Joe passed away outside in the parking lot while they were getting on a helicopter for transport to a hospital equipped to do his surgery.
He had presented to the ED in terrible pain with lots of thrashing and writhing. His right hand was very cold. His right arm tingled to the point of hurting bad. The vision in his right eye was cloudy, and his hearing was muffled on the right. This was in addition to being very pale and diaphoretic upon admission. This is when I felt a dissecting aorta should have been suspected.
I don’t recall the vitals in the beginning, but they were changing and his blood pressure was dropping very fast. As soon as they finished the EKG-in the first 5 minutes of the visit, I asked the doctor about John Ritter's death [the actor died of a dissecting thoracic aneurysm in 2003]. First I asked if he could check for the condition that caused John Ritter's death. I called it an abdominal aortic aneurysm. The doc corrected me and said that it wasn’t an AAA it was a dissected aorta. I said OK, then check for that. This was 1 hour before the CT scan that led to his diagnosis.
After the conversation about the dissected aorta the doctor said they are going to check for a lot of things. I am getting pretty anxious at this point because Joe was in so much pain. I have never seen anything like it. The nurse walked in really slowly with a syringe and a paper cup. She went to the keyboard and starting asking him questions. Again...really slowly. I kept looking at that syringe wanting her to give him that shot. It turns out the shot was for nausea.

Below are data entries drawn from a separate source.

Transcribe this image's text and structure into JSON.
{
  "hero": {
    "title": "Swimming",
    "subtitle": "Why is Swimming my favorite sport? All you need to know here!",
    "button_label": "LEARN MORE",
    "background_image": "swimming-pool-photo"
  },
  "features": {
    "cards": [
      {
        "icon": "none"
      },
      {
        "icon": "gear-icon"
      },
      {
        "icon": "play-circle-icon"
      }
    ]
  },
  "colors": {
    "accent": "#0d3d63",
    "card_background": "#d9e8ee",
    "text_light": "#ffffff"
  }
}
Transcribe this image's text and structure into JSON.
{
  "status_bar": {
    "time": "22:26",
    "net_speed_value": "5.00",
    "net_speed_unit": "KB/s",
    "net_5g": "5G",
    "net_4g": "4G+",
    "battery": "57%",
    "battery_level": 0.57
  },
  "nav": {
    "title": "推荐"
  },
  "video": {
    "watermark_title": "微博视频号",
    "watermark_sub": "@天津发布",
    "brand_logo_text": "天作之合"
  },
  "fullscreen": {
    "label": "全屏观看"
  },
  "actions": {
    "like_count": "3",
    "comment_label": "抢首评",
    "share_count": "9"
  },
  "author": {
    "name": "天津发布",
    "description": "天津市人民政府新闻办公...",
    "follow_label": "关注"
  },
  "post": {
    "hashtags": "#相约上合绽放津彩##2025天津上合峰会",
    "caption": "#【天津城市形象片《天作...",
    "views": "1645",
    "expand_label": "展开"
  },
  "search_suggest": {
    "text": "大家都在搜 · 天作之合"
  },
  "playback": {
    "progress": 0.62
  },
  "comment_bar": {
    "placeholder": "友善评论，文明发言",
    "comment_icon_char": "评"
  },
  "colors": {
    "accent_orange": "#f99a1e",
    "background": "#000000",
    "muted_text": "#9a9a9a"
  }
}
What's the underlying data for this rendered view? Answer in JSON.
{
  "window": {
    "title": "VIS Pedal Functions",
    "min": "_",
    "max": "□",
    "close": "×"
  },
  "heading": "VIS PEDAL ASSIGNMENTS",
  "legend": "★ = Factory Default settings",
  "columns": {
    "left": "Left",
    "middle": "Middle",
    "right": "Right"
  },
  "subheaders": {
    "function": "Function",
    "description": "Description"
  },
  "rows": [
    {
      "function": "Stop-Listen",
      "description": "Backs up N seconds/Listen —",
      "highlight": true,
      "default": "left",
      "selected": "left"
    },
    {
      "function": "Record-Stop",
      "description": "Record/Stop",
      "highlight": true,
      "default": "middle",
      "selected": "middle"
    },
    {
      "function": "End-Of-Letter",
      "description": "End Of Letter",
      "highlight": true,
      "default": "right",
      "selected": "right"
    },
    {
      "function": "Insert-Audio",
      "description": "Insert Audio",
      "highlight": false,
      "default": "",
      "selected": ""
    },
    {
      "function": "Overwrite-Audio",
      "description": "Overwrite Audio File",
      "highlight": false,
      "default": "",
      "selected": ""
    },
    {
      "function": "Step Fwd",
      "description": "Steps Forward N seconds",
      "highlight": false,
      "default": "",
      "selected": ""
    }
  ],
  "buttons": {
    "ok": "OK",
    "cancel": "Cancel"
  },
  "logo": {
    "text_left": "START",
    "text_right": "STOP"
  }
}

Then she gave him the cup with Maalox and lidocaine and said that would let us know if it was heartburn or not. She said we had to wait about 5 minutes. Joe assured her that it was not heartburn. After about 15 minutes, I went to the nurses' station to ask for help. I said that I hated to be one of those kind of people that go to the nurses' station to ask for help, but we really needed it. I said please do something for his pain. The response was “The doctor is putting in an order now”. Then she told me that first they are going to take him for a chest x-ray. After x-ray he got his first dose of morphine. That was the end of the casual part of the visit.
When the CXR came back there was a noticeable “flare” of the ascending aorta. Then we had to wait for the radiologist to call back and confirm. That ate up about another 20 minutes. Confirmation was made and CT scan was ordered and another dose of morphine was given because Joe couldn’t be still for the CT. Things went into full tilt at this point. Life flight was called; surgeons were contacted. We had to go to another hospital because they couldn’t crack a chest at the hospital where we were. I did not realize hospitals had these kind of limitations. Had I known, I would have taken him straight to our medical center.
He went into cardiac arrest as they put him in the helicopter. The doctor came out and started doing chest compressions. Common sense told me that chest compressions were not going to restart a heart with a tear in the aorta. I knew it was over at that point. The doc came to me and said they were going to take him back in and put a tube in to get him breathing. I knew he had bled to death and the tube was not going to do anything.
When he was recapping after Joe died, the doctor said to me that he had wanted to make sure this was not a lot of drama. I could tell that was his attitude from the get-go. Joe had every symptom of an aortic dissection. He may have had about a 30% chance of surviving the surgery, but they let the clock run out.
My husband was 54. We had two children late in life—my husband's only children.
I do blame misuse of the ED. As doctors, you have to sort out the motivations of every patient, not just the symptoms. Not to mention the people that use the ED as a regular doctor's office. I get irritated when patients complain that the ED doc wasn’t nice and compassionate when they went to the ER for pink eye. They don’t know if this doctor just had to tell a man's wife that her husband died of an aortic dissection. That can affect a doctor's mood.
I feel like I am doing something good for my husband by creating awareness for ED misuse and overuse. I think the doc was skeptical about Joe’s pain. ED docs see all kind of crazy stuff. They see the good, the bad, and the ugly. I believe a kind of “burn out” contributed to Joe’s death. There were 2 pink eye patients the night we were at the hospital. How can an ED doc not be burned out?